The one with the camera is about to finish school, so now we're talking about what she wants to do next. How she'll probably move back home and so she can put more away and build up her savings.

The 401K girl is ready for the next step, because now she's getting "greedy" and wants to find some place else to hold the $1500 that gives more than the CD. She tells me that she doesn't feel like spending that money like she used to. I told her that's good, it means she likes the money more than the stuff she would have bought with it, or that if she's going to spend it then it better be something damn good. In essence, money now has meaning. So we chatted a bit about stocks and roths and dividends. She looks at her account and thinks if she had started saving at 16, "she would have been rich by now!". She's barely 22 now.

I didn't bother telling her about how to pick stocks and blab about p/e ratios and all these other factors that frankly I really still don't comprehend half of those numbers. But I was honest and told her that I've won some and lost some cuz that's what happens, not every stock is a winner. And she got the real lesson that picking stocks well has a lot to do with simply having experience in doing it.

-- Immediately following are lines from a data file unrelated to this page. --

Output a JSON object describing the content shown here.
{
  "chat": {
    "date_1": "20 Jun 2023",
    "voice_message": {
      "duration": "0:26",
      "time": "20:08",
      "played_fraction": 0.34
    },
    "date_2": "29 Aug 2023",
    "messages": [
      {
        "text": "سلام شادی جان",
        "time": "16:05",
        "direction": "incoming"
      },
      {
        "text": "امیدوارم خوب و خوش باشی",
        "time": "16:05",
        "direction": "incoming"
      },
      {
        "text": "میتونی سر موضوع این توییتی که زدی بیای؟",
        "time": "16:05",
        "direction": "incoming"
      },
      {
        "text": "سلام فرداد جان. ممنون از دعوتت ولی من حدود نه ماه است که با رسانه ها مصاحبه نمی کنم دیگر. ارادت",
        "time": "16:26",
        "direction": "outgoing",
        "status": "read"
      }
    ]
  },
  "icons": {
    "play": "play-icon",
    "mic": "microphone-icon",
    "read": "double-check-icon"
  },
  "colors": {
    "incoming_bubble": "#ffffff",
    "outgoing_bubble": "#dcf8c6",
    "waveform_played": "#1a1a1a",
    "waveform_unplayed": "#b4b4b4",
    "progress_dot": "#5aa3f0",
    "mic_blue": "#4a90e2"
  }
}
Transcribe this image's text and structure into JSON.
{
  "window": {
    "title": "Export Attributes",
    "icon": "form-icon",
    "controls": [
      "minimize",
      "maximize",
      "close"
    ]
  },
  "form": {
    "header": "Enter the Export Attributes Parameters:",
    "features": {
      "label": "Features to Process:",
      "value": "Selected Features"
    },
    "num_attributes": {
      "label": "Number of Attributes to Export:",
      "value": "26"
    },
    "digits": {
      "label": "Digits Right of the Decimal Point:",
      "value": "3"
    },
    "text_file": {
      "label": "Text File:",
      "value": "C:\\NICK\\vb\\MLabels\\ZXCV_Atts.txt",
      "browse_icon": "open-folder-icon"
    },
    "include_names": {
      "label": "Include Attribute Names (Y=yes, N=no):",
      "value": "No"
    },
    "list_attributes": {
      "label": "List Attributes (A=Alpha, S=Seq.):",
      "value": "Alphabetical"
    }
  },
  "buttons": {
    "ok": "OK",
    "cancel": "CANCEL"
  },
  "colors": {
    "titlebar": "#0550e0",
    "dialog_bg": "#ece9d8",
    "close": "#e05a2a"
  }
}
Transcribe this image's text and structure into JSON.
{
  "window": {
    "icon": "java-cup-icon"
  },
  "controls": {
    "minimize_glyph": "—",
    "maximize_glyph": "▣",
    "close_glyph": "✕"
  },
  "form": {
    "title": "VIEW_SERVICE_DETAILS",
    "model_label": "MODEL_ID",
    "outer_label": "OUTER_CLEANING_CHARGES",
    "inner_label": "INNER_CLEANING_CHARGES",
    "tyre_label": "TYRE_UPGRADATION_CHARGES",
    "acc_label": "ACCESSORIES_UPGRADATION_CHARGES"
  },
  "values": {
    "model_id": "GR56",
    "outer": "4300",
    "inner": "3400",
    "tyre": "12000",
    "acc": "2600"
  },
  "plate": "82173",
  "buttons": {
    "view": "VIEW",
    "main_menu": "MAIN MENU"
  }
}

What I've come to see in my cousins as they learned these habits, is how they don't worry as much about money as their parents do, and how much independence and freedom they have in their lives because of it. There was that phrase, "Another day, another dollar" which was more associated to the burdens of work, but in their heads it's more non-chalant, "well there's always another day to get another dollar". And that having money to do the things they want to do and have the things they want is not some way way in the future thing, it's something that happens right now. To understand the numbers enough so they control the numbers instead of the numbers controlling them. And because of that, it makes it easier for them to learn what's important to them. 401K girl doesn't care about the latest accessory because she'd rather visit her sister and travel.

True money is not everything, but it's also not nothing. And if you want the first half of the statement to be true, then money has to be something. I've seen too many people simply ignore it like the big elephant in the room. And when they finally have to deal with it, it tramples the hell out of them.

We haven't had these talks with all of the cousins yet, at least not until they have a job or have some regular money coming in, when it makes more sense. In the same way they've learned to save, we've been giving them these lessons bit by bit. It'd been a good year since we'd talked to 401K girl about saving so it was nice to see her numbers. I had forgotten that we had talked with her about it, but it was good to see that she hadn't forgotten.

401K girl thanked me for the chat. I told her to remember to invite us to use her pool when she's rich. And she replied, "You'll have to choose which one to swim in."